I’m so moderate, in fact, that if someone corners me and starts to rave about a book, and I mean rave, as opposed to discuss, my initial reaction is that I probably have no interest at all in the book. This may not seem fair, but to me, it’s a workable system, and one that complements those certain reviewers whose recommendations are a sure sign that I don’t want to read that particular book. There are other reviewers, none of whom to my knowledge rave about books, whose recommendations I take as seriously as any, but the bottom line is relatively simple. I just open the book and try to read it.

I’m more interested in how well a writer writes than the personal or financial details of his or her life. I don’t buy or read books based on the appearance and lifestyle of a writer… but it’s clear that a growing number of writers and particularly so-called recording artists are selling their works on the basis of their appearance and media-charisma, or their internet blogs, rather than upon the excellence [or lack thereof] of their work.

Yet for all my interest in moderation, I’ve found something rather unusual that suggests moderation is decreasing. In reviewing the “reader reviews” of The Magic of Recluce on the internet sites of both Barnes & Noble and Amazon, I’ve discovered a very interesting pattern. I was obviously pleased to note that 60% of the readers rated the book with either four or five stars, but also, more than half the reviews (51%) were either one star or five stars. Less than fifteen percent were three stars, and although the book has been in print for almost sixteen years, almost 90% of the one-star negative reviews were made in the last six years, as were nearly 65% of the negative two star reviews, while the rave five star reviews, the mostly favorable four star reviews and the “on-the-one-hand, on-the-other hand” three star reviews, all showed a consistency across the entire rating period. Put another way, although roughly 14% of the total reviews were one-star negatives, almost all of them were posted in the last several years.
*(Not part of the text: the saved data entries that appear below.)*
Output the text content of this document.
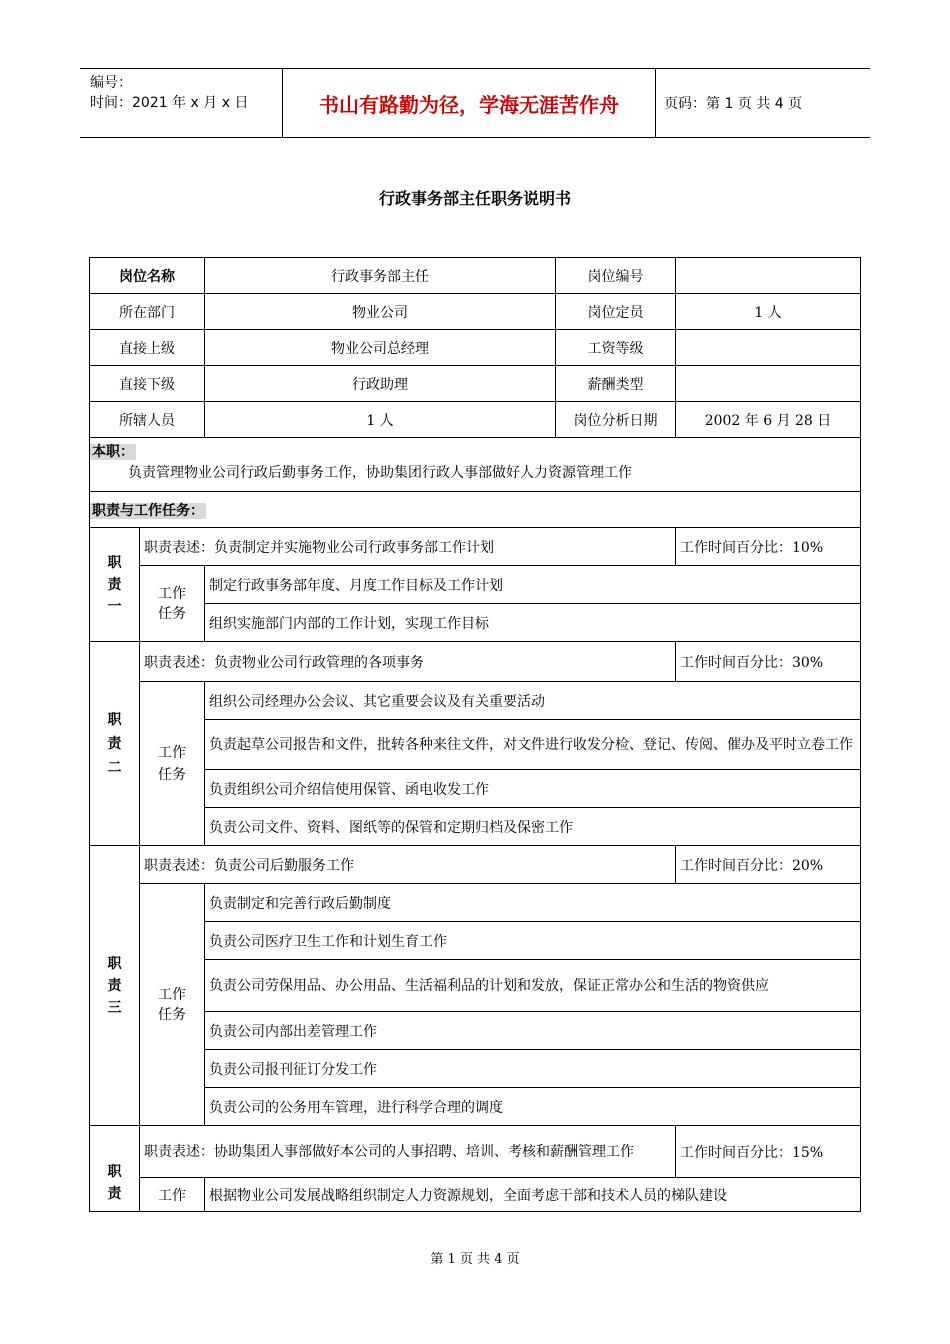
编号：
时间：2021 年 x 月 x 日	书山有路勤为径，学海无涯苦作舟	页码：第 1 页 共 4 页
行政事务部主任职务说明书
岗位名称		行政事务部主任	岗位编号	
所在部门		物业公司	岗位定员	1 人
直接上级		物业公司总经理	工资等级	
直接下级		行政助理	薪酬类型	
所辖人员		1 人	岗位分析日期	2002 年 6 月 28 日

本职：
负责管理物业公司行政后勤事务工作，协助集团行政人事部做好人力资源管理工作				

职责与工作任务：				

职责一	职责表述：负责制定并实施物业公司行政事务部工作计划			工作时间百分比：10%

	工作任务	制定行政事务部年度、月度工作目标及工作计划		
		组织实施部门内部的工作计划，实现工作目标		

职责二	职责表述：负责物业公司行政管理的各项事务			工作时间百分比：30%

	工作任务	组织公司经理办公会议、其它重要会议及有关重要活动		
		负责起草公司报告和文件，批转各种来往文件，对文件进行收发分检、登记、传阅、催办及平时立卷工作		
		负责组织公司介绍信使用保管、函电收发工作		
		负责公司文件、资料、图纸等的保管和定期归档及保密工作		

职责三	职责表述：负责公司后勤服务工作			工作时间百分比：20%

	工作任务	负责制定和完善行政后勤制度		
		负责公司医疗卫生工作和计划生育工作		
		负责公司劳保用品、办公用品、生活福利品的计划和发放，保证正常办公和生活的物资供应		
		负责公司内部出差管理工作		
		负责公司报刊征订分发工作		
		负责公司的公务用车管理，进行科学合理的调度		

职责	职责表述：协助集团人事部做好本公司的人事招聘、培训、考核和薪酬管理工作			工作时间百分比：15%
	工作	根据物业公司发展战略组织制定人力资源规划，全面考虑干部和技术人员的梯队建设		
第 1 页 共 4 页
I’m obviously not going to do this kind of analysis for other authors, but I wonder if this occurs with other books that have been in print for years. It also suggests to me that there’s a growing close-mindedness and intolerance for books that don’t meet the expectations of what seems to me to be a growing body of readers… and that seems rather sad to me, because I’ve always thought of reading as a way of opening horizons, rather than reinforcing closed preconceptions.